Saturday, April 23, 2005

Passover came after Easter this year.

I will be going to a Seder tonight. Passover is late this year, and it is a rare year in that Passover comes after Easter. At the 1999 Drosophila Conference in Seattle the "fly board" first considered when to hold the 2005 Drosophila Conference. I thought I knew that Passover always follows Easter, so when someone (Elaine Strauss of the GSA) found that Easter was on March 26, I thought that we could avoid Passover by choosing later dates. I think that I even said so, so when someone else (Thom Kaufman) came up with a later date for Passover (April 24), I was surprised.

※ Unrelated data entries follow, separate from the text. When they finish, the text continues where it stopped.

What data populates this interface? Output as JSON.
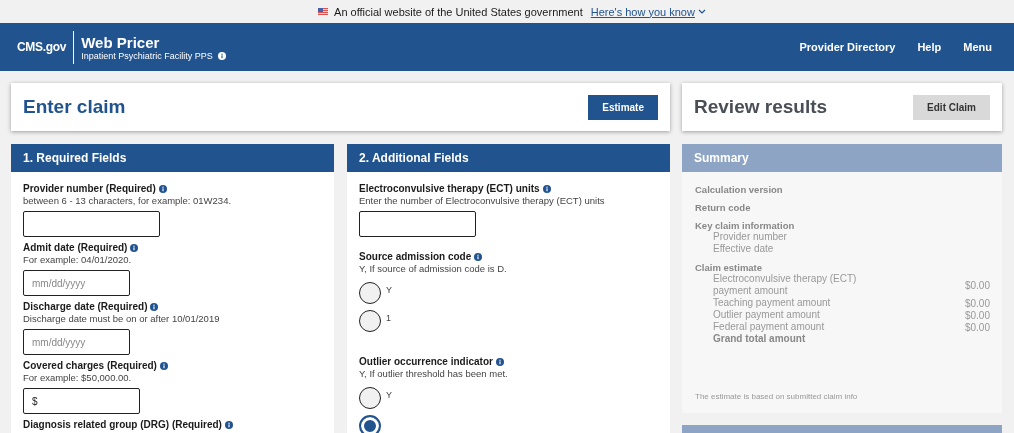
{
  "banner": {
    "text": "An official website of the United States government",
    "link": "Here's how you know"
  },
  "header": {
    "logo": "CMS.gov",
    "title": "Web Pricer",
    "subtitle": "Inpatient Psychiatric Facility PPS",
    "nav": [
      "Provider Directory",
      "Help",
      "Menu"
    ]
  },
  "enter_claim": {
    "title": "Enter claim",
    "button": "Estimate"
  },
  "required_fields": {
    "title": "1. Required Fields",
    "fields": [
      {
        "label": "Provider number (Required)",
        "hint": "between 6 - 13 characters, for example: 01W234.",
        "kind": "text"
      },
      {
        "label": "Admit date (Required)",
        "hint": "For example: 04/01/2020.",
        "kind": "text",
        "placeholder": "mm/dd/yyyy"
      },
      {
        "label": "Discharge date (Required)",
        "hint": "Discharge date must be on or after 10/01/2019",
        "kind": "text",
        "placeholder": "mm/dd/yyyy"
      },
      {
        "label": "Covered charges (Required)",
        "hint": "For example: $50,000.00.",
        "kind": "text",
        "value": "$"
      },
      {
        "label": "Diagnosis related group (DRG) (Required)",
        "kind": "label"
      }
    ]
  },
  "additional_fields": {
    "title": "2. Additional Fields",
    "fields": [
      {
        "label": "Electroconvulsive therapy (ECT) units",
        "hint": "Enter the number of Electroconvulsive therapy (ECT) units",
        "kind": "text"
      },
      {
        "label": "Source admission code",
        "hint": "Y, If source of admission code is D.",
        "kind": "radio",
        "options": [
          {
            "label": "Y",
            "selected": false
          },
          {
            "label": "1",
            "selected": false
          }
        ]
      },
      {
        "label": "Outlier occurrence indicator",
        "hint": "Y, If outlier threshold has been met.",
        "kind": "radio",
        "options": [
          {
            "label": "Y",
            "selected": false
          },
          {
            "selected": true
          }
        ]
      }
    ]
  },
  "review_results": {
    "title": "Review results",
    "button": "Edit Claim"
  },
  "summary": {
    "title": "Summary",
    "sections": [
      {
        "label": "Calculation version"
      },
      {
        "label": "Return code"
      },
      {
        "label": "Key claim information",
        "children": [
          {
            "label": "Provider number",
            "kind": "line"
          },
          {
            "label": "Effective date",
            "kind": "line"
          }
        ]
      },
      {
        "label": "Claim estimate",
        "children": [
          {
            "label": "Electroconvulsive therapy (ECT) payment amount",
            "kind": "line",
            "amount": "$0.00"
          },
          {
            "label": "Teaching payment amount",
            "kind": "line",
            "amount": "$0.00"
          },
          {
            "label": "Outlier payment amount",
            "kind": "line",
            "amount": "$0.00"
          },
          {
            "label": "Federal payment amount",
            "kind": "line",
            "amount": "$0.00"
          },
          {
            "label": "Grand total amount",
            "kind": "total"
          }
        ]
      }
    ],
    "note": "The estimate is based on submitted claim info"
  }
}
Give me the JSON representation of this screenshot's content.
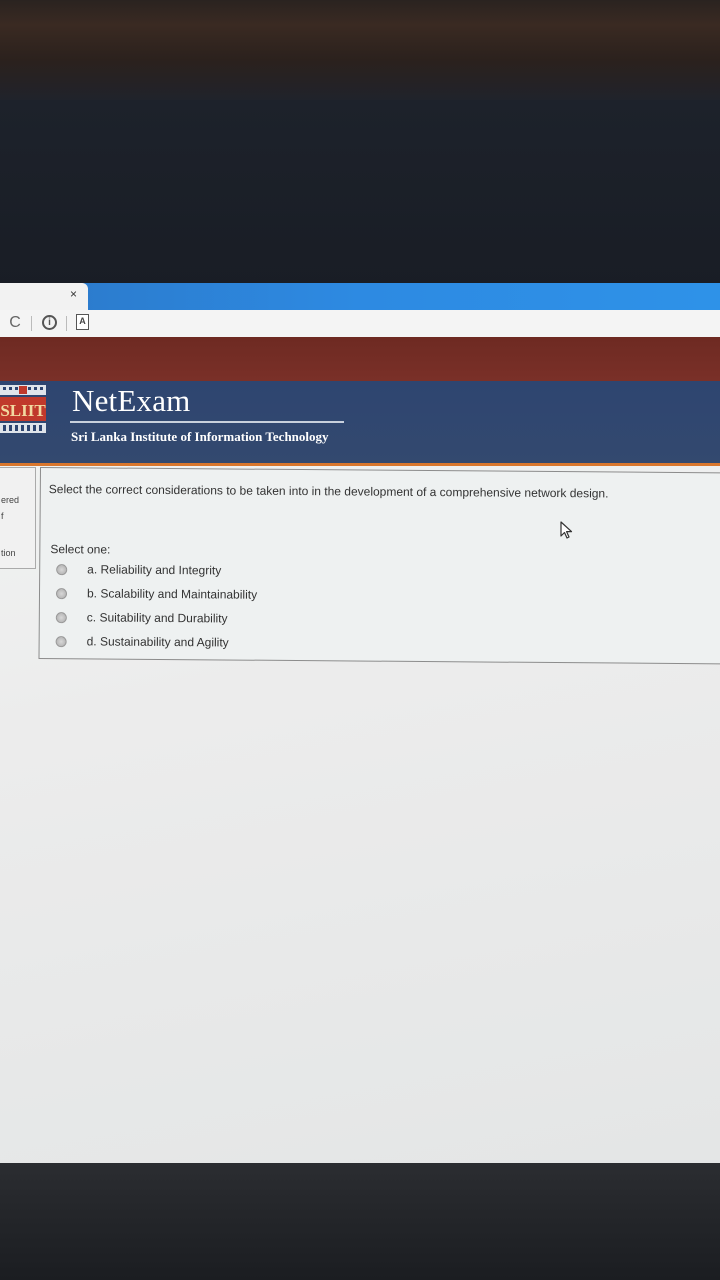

Theologically, it makes sense to celebrate Easter after Passover, because the Last Supper was a Passover Seder. Accordingly, early Christians did indeed celebrate Easter in "relationship with the full moon that falls during the Jewish month of Nisan" (from "Calendar," by David Duncan). However, the Christian world does not wish to tie their calendar to the Jewish calendar. Instead, Easter is usually celebrated on the first Sunday after the first full moon after the vernal equinox. Since Passover is almost always the first full moon after the vernal equinox, that amounts to the same thing. In fact, the Catholic church found it necessary to develop a lunar calendar for the purpose of dating Easter; a very useful discussion of this and other calendars can be found in the Catholic Encyclopedia. Another good book on this topic is "The Sun in the Church: Cathedrals as Solar Observatories" by J.L. Heilbron. In this century, Passover occurs no earlier than March 26 and no later than April 24, so this year is as late as it gets (the Naval Observatory provides a nice table of actual dates). I see that Adar II occurs in 2000, 2003, 2005, 2008, 2011, 2014, 2016, 2019, 2022, etc. (according to the 19 year Metonic cycle), with the latest dates for Passover occurring whenever this leap month occurs after two rather than three years. Passover falls after Easter in 2008, 2016 and 2024, three times in each 19 year cycle. There is a lot more to say about this, and I haven't even started on the Chinese calendar (more on that later).